Starving Palestinians in Gaza spend Eid al-Adha under bombardment
On a page torn from a notebook, a photograph of which he posted on X, exiled Gazan poet Mosab Abu Toha drew five family trees – five nuclear families within the same extended Khader family. Thirty-six people in total. All were killed on Friday, June 6, the first day of Eid al-Adha, the most important holiday in the Muslim calendar. An Israeli bomb destroyed their five-story family building in Jabaliya, north of Gaza City.
Not included in the family tree are a handful of survivors who were absent at the time of the strike, including freelance journalist Abdelrahim Khader, who had gone out that morning. The 23-year-old photographer filmed the gray rubble of his home as he rushed toward the debris. In the video, he can be heard screaming: "Mom, Dad! Is anyone alive? Mom, Dad, Mostafa, Karim, answer me, anyone!"

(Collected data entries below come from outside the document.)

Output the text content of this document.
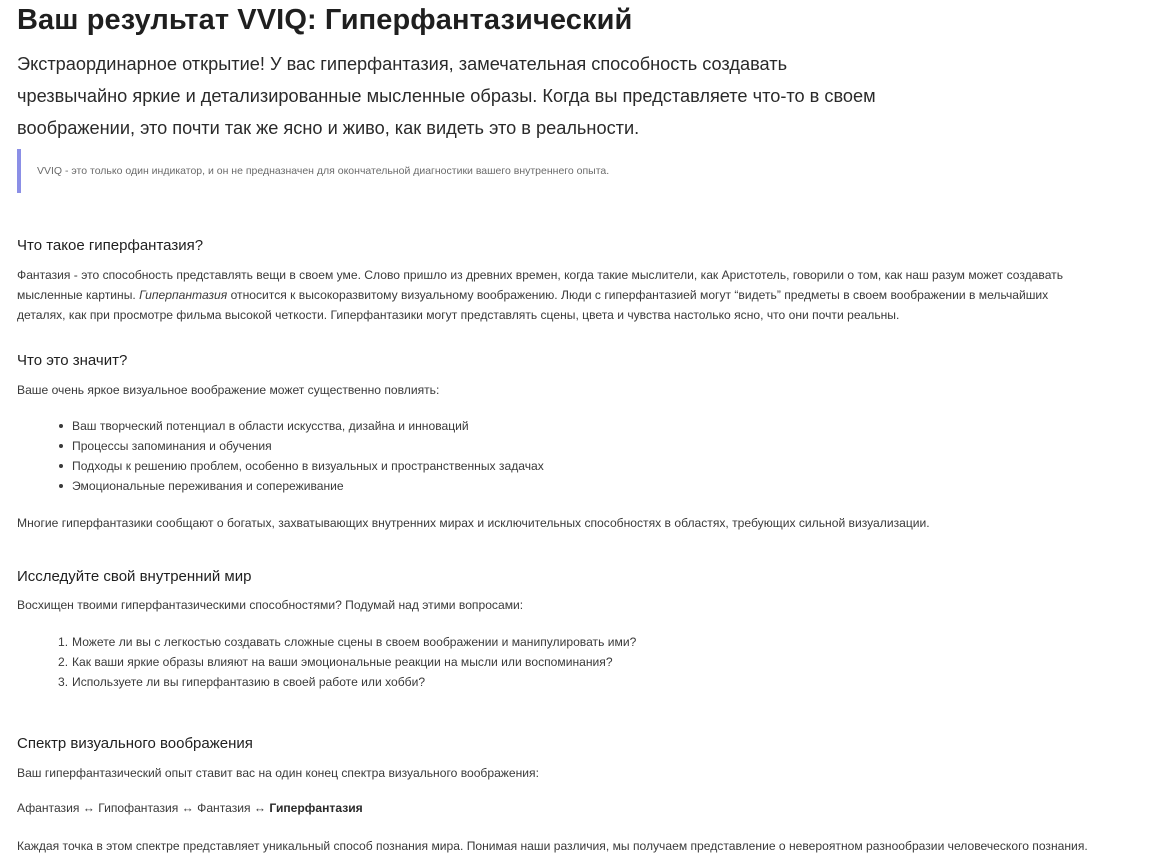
Ваш результат VVIQ: Гиперфантазический
Экстраординарное открытие! У вас гиперфантазия, замечательная способность создавать
чрезвычайно яркие и детализированные мысленные образы. Когда вы представляете что-то в своем
воображении, это почти так же ясно и живо, как видеть это в реальности.
VVIQ - это только один индикатор, и он не предназначен для окончательной диагностики вашего внутреннего опыта.
Что такое гиперфантазия?
Фантазия - это способность представлять вещи в своем уме. Слово пришло из древних времен, когда такие мыслители, как Аристотель, говорили о том, как наш разум может создавать
мысленные картины. Гиперпантазия относится к высокоразвитому визуальному воображению. Люди с гиперфантазией могут “видеть” предметы в своем воображении в мельчайших
деталях, как при просмотре фильма высокой четкости. Гиперфантазики могут представлять сцены, цвета и чувства настолько ясно, что они почти реальны.
Что это значит?
Ваше очень яркое визуальное воображение может существенно повлиять:
Ваш творческий потенциал в области искусства, дизайна и инноваций
Процессы запоминания и обучения
Подходы к решению проблем, особенно в визуальных и пространственных задачах
Эмоциональные переживания и сопереживание
Многие гиперфантазики сообщают о богатых, захватывающих внутренних мирах и исключительных способностях в областях, требующих сильной визуализации.
Исследуйте свой внутренний мир
Восхищен твоими гиперфантазическими способностями? Подумай над этими вопросами:
1. Можете ли вы с легкостью создавать сложные сцены в своем воображении и манипулировать ими?
2. Как ваши яркие образы влияют на ваши эмоциональные реакции на мысли или воспоминания?
3. Используете ли вы гиперфантазию в своей работе или хобби?
Спектр визуального воображения
Ваш гиперфантазический опыт ставит вас на один конец спектра визуального воображения:
Афантазия ↔ Гипофантазия ↔ Фантазия ↔ Гиперфантазия
Каждая точка в этом спектре представляет уникальный способ познания мира. Понимая наши различия, мы получаем представление о невероятном разнообразии человеческого познания.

The neighborhood was under an evacuation order: 82% of the entire Gaza Strip is now a military zone or an area to evacuate. Five bodies were pulled from the rubble, as well as "kilos of flesh" believed to be from two other dismembered bodies, Abdelrahim Khader reported in a phone call from Gaza. He said he was able to confirm the deaths of 38 people – he did not know if others were present in the house that day. One of his married sisters, who no longer lived with them, and an uncle, who was out at the time, survived.